Pourquoi une candidature peut-elle être refusée, en dehors du chiffre d’affaires ?
Plusieurs critères sont vérifiés avant toute étude complète : un diplôme de coiffure reconnu ou au moins 3 ans d’expérience professionnelle en France, la maîtrise des prestations femmes, hommes et enfants, un permis de conduire avec un véhicule assuré, et la possibilité de travailler légalement en France. L’acceptation du statut salarié et de la radiation de la micro-entreprise avant l’intégration fait aussi partie des conditions.
Que se passe-t-il si mon secteur est déjà occupé par une autre coiffeuse du Club ?
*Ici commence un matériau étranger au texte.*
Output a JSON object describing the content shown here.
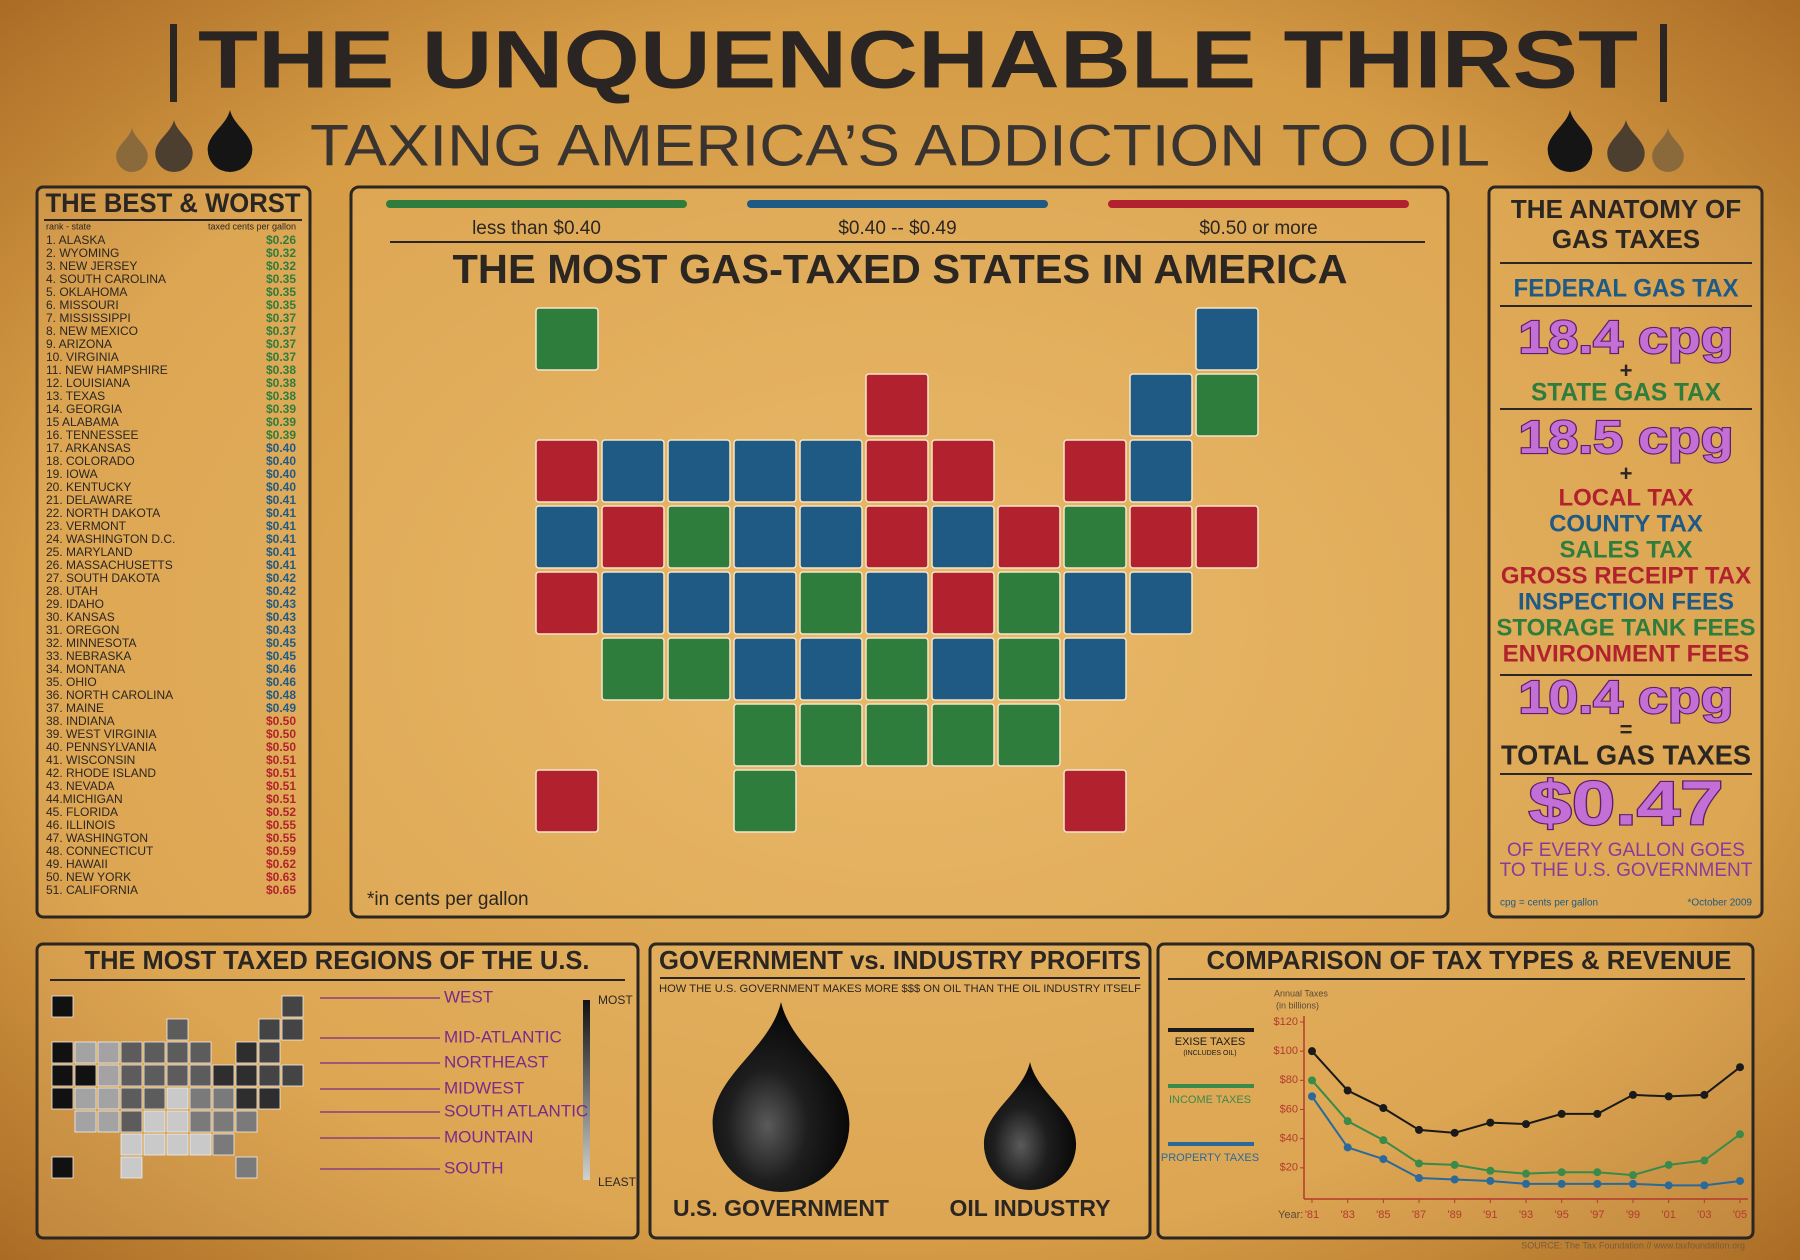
{
  "header": {
    "title": "THE UNQUENCHABLE THIRST",
    "subtitle": "TAXING AMERICA’S ADDICTION TO OIL"
  },
  "best_worst": {
    "title": "THE BEST & WORST",
    "col_rank": "rank - state",
    "col_value": "taxed cents per gallon",
    "groups": [
      {
        "rows": [
          [
            "1. ALASKA",
            "$0.26"
          ],
          [
            "2. WYOMING",
            "$0.32"
          ],
          [
            "3. NEW JERSEY",
            "$0.32"
          ],
          [
            "4. SOUTH CAROLINA",
            "$0.35"
          ],
          [
            "5. OKLAHOMA",
            "$0.35"
          ],
          [
            "6. MISSOURI",
            "$0.35"
          ],
          [
            "7. MISSISSIPPI",
            "$0.37"
          ],
          [
            "8. NEW MEXICO",
            "$0.37"
          ],
          [
            "9. ARIZONA",
            "$0.37"
          ],
          [
            "10. VIRGINIA",
            "$0.37"
          ],
          [
            "11. NEW HAMPSHIRE",
            "$0.38"
          ],
          [
            "12. LOUISIANA",
            "$0.38"
          ],
          [
            "13. TEXAS",
            "$0.38"
          ],
          [
            "14. GEORGIA",
            "$0.39"
          ],
          [
            "15 ALABAMA",
            "$0.39"
          ],
          [
            "16. TENNESSEE",
            "$0.39"
          ]
        ]
      },
      {
        "rows": [
          [
            "17. ARKANSAS",
            "$0.40"
          ],
          [
            "18. COLORADO",
            "$0.40"
          ],
          [
            "19. IOWA",
            "$0.40"
          ],
          [
            "20. KENTUCKY",
            "$0.40"
          ],
          [
            "21. DELAWARE",
            "$0.41"
          ],
          [
            "22. NORTH DAKOTA",
            "$0.41"
          ],
          [
            "23. VERMONT",
            "$0.41"
          ],
          [
            "24. WASHINGTON D.C.",
            "$0.41"
          ],
          [
            "25. MARYLAND",
            "$0.41"
          ],
          [
            "26. MASSACHUSETTS",
            "$0.41"
          ],
          [
            "27. SOUTH DAKOTA",
            "$0.42"
          ],
          [
            "28. UTAH",
            "$0.42"
          ],
          [
            "29. IDAHO",
            "$0.43"
          ],
          [
            "30. KANSAS",
            "$0.43"
          ],
          [
            "31. OREGON",
            "$0.43"
          ],
          [
            "32. MINNESOTA",
            "$0.45"
          ],
          [
            "33. NEBRASKA",
            "$0.45"
          ],
          [
            "34. MONTANA",
            "$0.46"
          ],
          [
            "35. OHIO",
            "$0.46"
          ],
          [
            "36. NORTH CAROLINA",
            "$0.48"
          ],
          [
            "37. MAINE",
            "$0.49"
          ]
        ]
      },
      {
        "rows": [
          [
            "38. INDIANA",
            "$0.50"
          ],
          [
            "39. WEST VIRGINIA",
            "$0.50"
          ],
          [
            "40. PENNSYLVANIA",
            "$0.50"
          ],
          [
            "41. WISCONSIN",
            "$0.51"
          ],
          [
            "42. RHODE ISLAND",
            "$0.51"
          ],
          [
            "43. NEVADA",
            "$0.51"
          ],
          [
            "44.MICHIGAN",
            "$0.51"
          ],
          [
            "45. FLORIDA",
            "$0.52"
          ],
          [
            "46. ILLINOIS",
            "$0.55"
          ],
          [
            "47. WASHINGTON",
            "$0.55"
          ],
          [
            "48. CONNECTICUT",
            "$0.59"
          ],
          [
            "49. HAWAII",
            "$0.62"
          ],
          [
            "50. NEW YORK",
            "$0.63"
          ],
          [
            "51. CALIFORNIA",
            "$0.65"
          ]
        ]
      }
    ]
  },
  "map": {
    "title": "THE MOST GAS-TAXED STATES IN AMERICA",
    "note": "*in cents per gallon",
    "legend": [
      {
        "label": "less than $0.40",
        "color": "#2e7d3c"
      },
      {
        "label": "$0.40 -- $0.49",
        "color": "#1f5a85"
      },
      {
        "label": "$0.50 or more",
        "color": "#b2222e"
      }
    ]
  },
  "anatomy": {
    "title_lines": [
      "THE ANATOMY OF",
      "GAS TAXES"
    ],
    "federal_label": "FEDERAL GAS TAX",
    "federal_value": "18.4 cpg",
    "plus": "+",
    "state_label": "STATE GAS TAX",
    "state_value": "18.5 cpg",
    "local_items": [
      {
        "text": "LOCAL TAX",
        "color": "#b2222e"
      },
      {
        "text": "COUNTY TAX",
        "color": "#1f5a85"
      },
      {
        "text": "SALES TAX",
        "color": "#2e7d3c"
      },
      {
        "text": "GROSS RECEIPT TAX",
        "color": "#b2222e"
      },
      {
        "text": "INSPECTION FEES",
        "color": "#1f5a85"
      },
      {
        "text": "STORAGE TANK FEES",
        "color": "#2e7d3c"
      },
      {
        "text": "ENVIRONMENT FEES",
        "color": "#b2222e"
      }
    ],
    "local_value": "10.4 cpg",
    "equals": "=",
    "total_label": "TOTAL GAS TAXES",
    "total_value": "$0.47",
    "total_note_lines": [
      "OF EVERY GALLON GOES",
      "TO THE U.S. GOVERNMENT"
    ],
    "footnote": "cpg = cents per gallon",
    "date": "*October 2009"
  },
  "regions": {
    "title": "THE MOST TAXED REGIONS OF THE U.S.",
    "labels": [
      "WEST",
      "MID-ATLANTIC",
      "NORTHEAST",
      "MIDWEST",
      "SOUTH ATLANTIC",
      "MOUNTAIN",
      "SOUTH"
    ],
    "scale_top": "MOST",
    "scale_bottom": "LEAST"
  },
  "profits": {
    "title": "GOVERNMENT vs. INDUSTRY PROFITS",
    "subtitle": "HOW THE U.S. GOVERNMENT MAKES MORE $$$ ON OIL THAN THE OIL INDUSTRY ITSELF",
    "left_label": "U.S. GOVERNMENT",
    "right_label": "OIL INDUSTRY"
  },
  "chart_data": {
    "type": "line",
    "title": "COMPARISON OF TAX TYPES & REVENUE",
    "y_label_lines": [
      "Annual Taxes",
      "(in billions)"
    ],
    "x_label": "Year:",
    "x": [
      1981,
      1983,
      1985,
      1987,
      1989,
      1991,
      1993,
      1995,
      1997,
      1999,
      2001,
      2003,
      2005
    ],
    "xlim": [
      1981,
      2005
    ],
    "xticks": [
      {
        "value": 1981,
        "label": "'81"
      },
      {
        "value": 1983,
        "label": "'83"
      },
      {
        "value": 1985,
        "label": "'85"
      },
      {
        "value": 1987,
        "label": "'87"
      },
      {
        "value": 1989,
        "label": "'89"
      },
      {
        "value": 1991,
        "label": "'91"
      },
      {
        "value": 1993,
        "label": "'93"
      },
      {
        "value": 1995,
        "label": "'95"
      },
      {
        "value": 1997,
        "label": "'97"
      },
      {
        "value": 1999,
        "label": "'99"
      },
      {
        "value": 2001,
        "label": "'01"
      },
      {
        "value": 2003,
        "label": "'03"
      },
      {
        "value": 2005,
        "label": "'05"
      }
    ],
    "ylim": [
      0,
      120
    ],
    "yticks": [
      {
        "value": 20,
        "label": "$20"
      },
      {
        "value": 40,
        "label": "$40"
      },
      {
        "value": 60,
        "label": "$60"
      },
      {
        "value": 80,
        "label": "$80"
      },
      {
        "value": 100,
        "label": "$100"
      },
      {
        "value": 120,
        "label": "$120"
      }
    ],
    "series": [
      {
        "name": "EXISE TAXES",
        "legend_note": "(INCLUDES OIL)",
        "color": "#1a1a1a",
        "values": [
          100,
          73,
          61,
          46,
          44,
          51,
          50,
          57,
          57,
          70,
          69,
          70,
          89
        ]
      },
      {
        "name": "INCOME TAXES",
        "color": "#3a8a4a",
        "values": [
          80,
          52,
          39,
          23,
          22,
          18,
          16,
          17,
          17,
          15,
          22,
          25,
          43
        ]
      },
      {
        "name": "PROPERTY TAXES",
        "color": "#2a6a9a",
        "values": [
          69,
          34,
          26,
          13,
          12,
          11,
          9,
          9,
          9,
          9,
          8,
          8,
          11
        ]
      }
    ],
    "source": "SOURCE: The Tax Foundation // www.taxfoundation.org"
  }
}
Une étude du secteur est réalisée avant toute intégration, pour éviter qu’un même secteur soit trop dense. Si c’est le cas, un profil intéressant peut être placé sur liste d’attente plutôt que refusé définitivement. Aucun volume de clientes n’est garanti dans tous les cas : c’est un point vérifié au cas par cas, avec les données réelles du secteur concerné.
Combien de temps dure l’étude d’un dossier ?
L’étude commence par une prise de contact, suivie d’une analyse des données réelles de l’activité : chiffre d’affaires, secteur, clientèle, organisation actuelle. La durée dépend de la disponibilité des informations transmises et de la situation de chaque candidate ; elle n’est pas fixée à l’avance, pour éviter toute promesse de délai qui ne serait pas tenue.